Molecular Detection Of Pathogens On Cucumber And Strawberry

Cucumber bacterial wilt, cucumber anthracnose and cucumber sclerotinia rot are serious diseases on cucumber, which can badly reduce the cucumber field yield. Verticillium wilt, gray mold and anthracnose are major diseases on strawberry. The symptoms of these diseases are very similar, so it is very hard to distinguish by analyzing early symptom. To establish a rapid and accurate method of diagnosing these diseases has become a pressing problem.Optimized, by quartz sand grinding, TENP and PBS washing, SDS high-salt lyses and isopropanol precipitation the DNA extraction method which is suitable for agricultrual soil could significantly increase the sensibility of detection. Based on the amplification of Erwinia tracheiphila, the 16S rDNA phylogenetic tree was constructed, and the primer ET-P1/ET-P2 was designed which could amplify the specific band of 794bp in length, and sensitivity to 100fg/μL. The triplex PCR system for detection of E. tracheiphila, Colletotrichum orbiculare and Sclerotinia sclerotiorum was successfully established by orthogonal design method.
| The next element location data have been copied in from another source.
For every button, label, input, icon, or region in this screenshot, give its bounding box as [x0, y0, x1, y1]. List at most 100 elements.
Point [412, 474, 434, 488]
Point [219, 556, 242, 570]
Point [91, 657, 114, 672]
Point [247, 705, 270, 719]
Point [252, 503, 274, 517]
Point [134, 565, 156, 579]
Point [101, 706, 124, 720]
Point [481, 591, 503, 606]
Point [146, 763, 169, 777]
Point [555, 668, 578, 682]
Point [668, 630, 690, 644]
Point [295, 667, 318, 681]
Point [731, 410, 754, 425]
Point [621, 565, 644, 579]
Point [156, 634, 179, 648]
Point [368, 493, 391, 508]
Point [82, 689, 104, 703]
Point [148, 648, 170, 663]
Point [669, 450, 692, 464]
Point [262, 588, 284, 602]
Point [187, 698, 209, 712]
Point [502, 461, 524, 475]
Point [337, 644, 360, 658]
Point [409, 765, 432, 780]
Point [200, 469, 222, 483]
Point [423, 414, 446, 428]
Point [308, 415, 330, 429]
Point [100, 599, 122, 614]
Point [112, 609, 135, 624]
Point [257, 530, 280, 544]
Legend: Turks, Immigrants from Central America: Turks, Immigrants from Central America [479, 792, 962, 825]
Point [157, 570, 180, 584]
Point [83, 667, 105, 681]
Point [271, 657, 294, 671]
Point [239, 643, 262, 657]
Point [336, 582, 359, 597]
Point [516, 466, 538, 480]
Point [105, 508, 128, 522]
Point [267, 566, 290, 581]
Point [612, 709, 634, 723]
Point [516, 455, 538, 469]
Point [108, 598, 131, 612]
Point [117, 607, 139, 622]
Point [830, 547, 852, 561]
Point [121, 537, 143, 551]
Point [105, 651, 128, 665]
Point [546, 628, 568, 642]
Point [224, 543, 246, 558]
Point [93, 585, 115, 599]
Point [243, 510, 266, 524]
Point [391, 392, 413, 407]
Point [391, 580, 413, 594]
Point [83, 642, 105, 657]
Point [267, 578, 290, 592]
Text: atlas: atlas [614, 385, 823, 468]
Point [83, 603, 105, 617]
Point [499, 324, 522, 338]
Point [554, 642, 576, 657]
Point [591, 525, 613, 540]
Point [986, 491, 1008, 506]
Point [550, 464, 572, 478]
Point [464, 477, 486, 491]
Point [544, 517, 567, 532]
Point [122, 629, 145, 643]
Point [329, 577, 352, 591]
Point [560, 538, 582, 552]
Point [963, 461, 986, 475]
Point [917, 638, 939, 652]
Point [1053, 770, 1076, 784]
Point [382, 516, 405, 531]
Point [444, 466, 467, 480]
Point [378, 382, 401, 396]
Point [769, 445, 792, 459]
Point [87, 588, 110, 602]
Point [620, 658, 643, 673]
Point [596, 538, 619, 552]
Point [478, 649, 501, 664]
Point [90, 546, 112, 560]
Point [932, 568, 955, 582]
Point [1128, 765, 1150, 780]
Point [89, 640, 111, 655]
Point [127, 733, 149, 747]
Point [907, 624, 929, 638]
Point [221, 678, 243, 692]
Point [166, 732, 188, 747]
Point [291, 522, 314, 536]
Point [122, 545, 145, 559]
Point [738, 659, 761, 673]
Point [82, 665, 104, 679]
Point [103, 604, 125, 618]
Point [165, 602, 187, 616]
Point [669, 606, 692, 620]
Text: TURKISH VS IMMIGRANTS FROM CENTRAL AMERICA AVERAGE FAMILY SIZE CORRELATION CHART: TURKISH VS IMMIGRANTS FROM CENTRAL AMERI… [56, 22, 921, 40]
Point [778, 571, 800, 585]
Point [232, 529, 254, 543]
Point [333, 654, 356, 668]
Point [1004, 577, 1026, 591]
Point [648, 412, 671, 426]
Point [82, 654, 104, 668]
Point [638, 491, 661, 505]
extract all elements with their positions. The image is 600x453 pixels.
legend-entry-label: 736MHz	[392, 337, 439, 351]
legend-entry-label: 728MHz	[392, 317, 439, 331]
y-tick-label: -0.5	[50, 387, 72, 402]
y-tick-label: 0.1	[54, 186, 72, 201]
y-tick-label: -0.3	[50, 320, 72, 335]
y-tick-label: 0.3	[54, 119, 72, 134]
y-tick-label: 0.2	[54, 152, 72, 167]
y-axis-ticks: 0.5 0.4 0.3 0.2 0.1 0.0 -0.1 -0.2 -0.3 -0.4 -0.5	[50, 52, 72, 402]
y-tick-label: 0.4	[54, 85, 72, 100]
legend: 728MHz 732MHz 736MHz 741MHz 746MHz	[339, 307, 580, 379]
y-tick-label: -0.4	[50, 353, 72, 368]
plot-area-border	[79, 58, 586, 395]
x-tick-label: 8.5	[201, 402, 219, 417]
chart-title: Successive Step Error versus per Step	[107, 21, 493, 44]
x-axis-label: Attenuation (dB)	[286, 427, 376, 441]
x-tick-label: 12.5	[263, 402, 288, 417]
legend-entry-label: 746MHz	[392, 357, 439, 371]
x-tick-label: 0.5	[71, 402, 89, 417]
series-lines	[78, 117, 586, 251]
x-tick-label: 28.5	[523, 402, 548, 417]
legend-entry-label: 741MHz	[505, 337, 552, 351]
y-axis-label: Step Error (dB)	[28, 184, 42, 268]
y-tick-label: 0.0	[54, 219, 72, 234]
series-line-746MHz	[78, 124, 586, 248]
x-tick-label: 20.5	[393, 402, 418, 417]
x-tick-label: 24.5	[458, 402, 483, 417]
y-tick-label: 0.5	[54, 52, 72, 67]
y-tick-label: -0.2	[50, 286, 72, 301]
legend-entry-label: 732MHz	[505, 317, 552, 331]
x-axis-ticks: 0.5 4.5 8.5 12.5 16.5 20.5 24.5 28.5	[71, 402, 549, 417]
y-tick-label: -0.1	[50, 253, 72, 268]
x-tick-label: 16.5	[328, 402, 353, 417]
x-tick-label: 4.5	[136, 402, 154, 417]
The reaction system volume was 25μL and the annealing temperature was 63℃. The reaction solution contained 0.336μmol/L ET-P1/ET-P2, 0.24μmol/L CY1/CY2,0.72μmol/L SSFWD/SSREV,1U Taq DNA polymerase,0.15mmol/L dNTP and 1mmol/L MgCl2. This triplex PCR system could detect E. tracheiphila, C. orbicular and S. sclerotiorum in infected plant tissues and soil rapidly, and the sensitivity of this method can reach to 10pg/μL.Sequence analysis on the ITS of Verticillium dahliae which were isolated from strawberry, cotton and eggplant, showed that the sequence homology was accounted for 99.6%. The three host source strains may be the same one, as they couldn't be distinguished from each other by RAPD of 69 random primers. The triplex PCR system for detection of these three pathogens on strawberry was successfully established. The reaction system volume was 25μL and the annealing temperature was 50℃. The reaction solution contained 0.32μmol/L C729+/-,0.032μmol/L DB19/DB22,0.32μmol/L CgInt/ITS4,1.5 U Taq DNA polymerase,0.15 mmol/L dNTP and 1.6 mmol/L Mg2+. The triplex PCR system could detect B. cinerea, C. gloeosporioides and V. dahliae in infected plant tissues and soil rapidly and the sensitivity of this method can reach to 10pg/μL.Both of the triplex PCR systems can be used for accurate and rapid identification of diseases on cucumber and strawberry simultaneously in the early stage.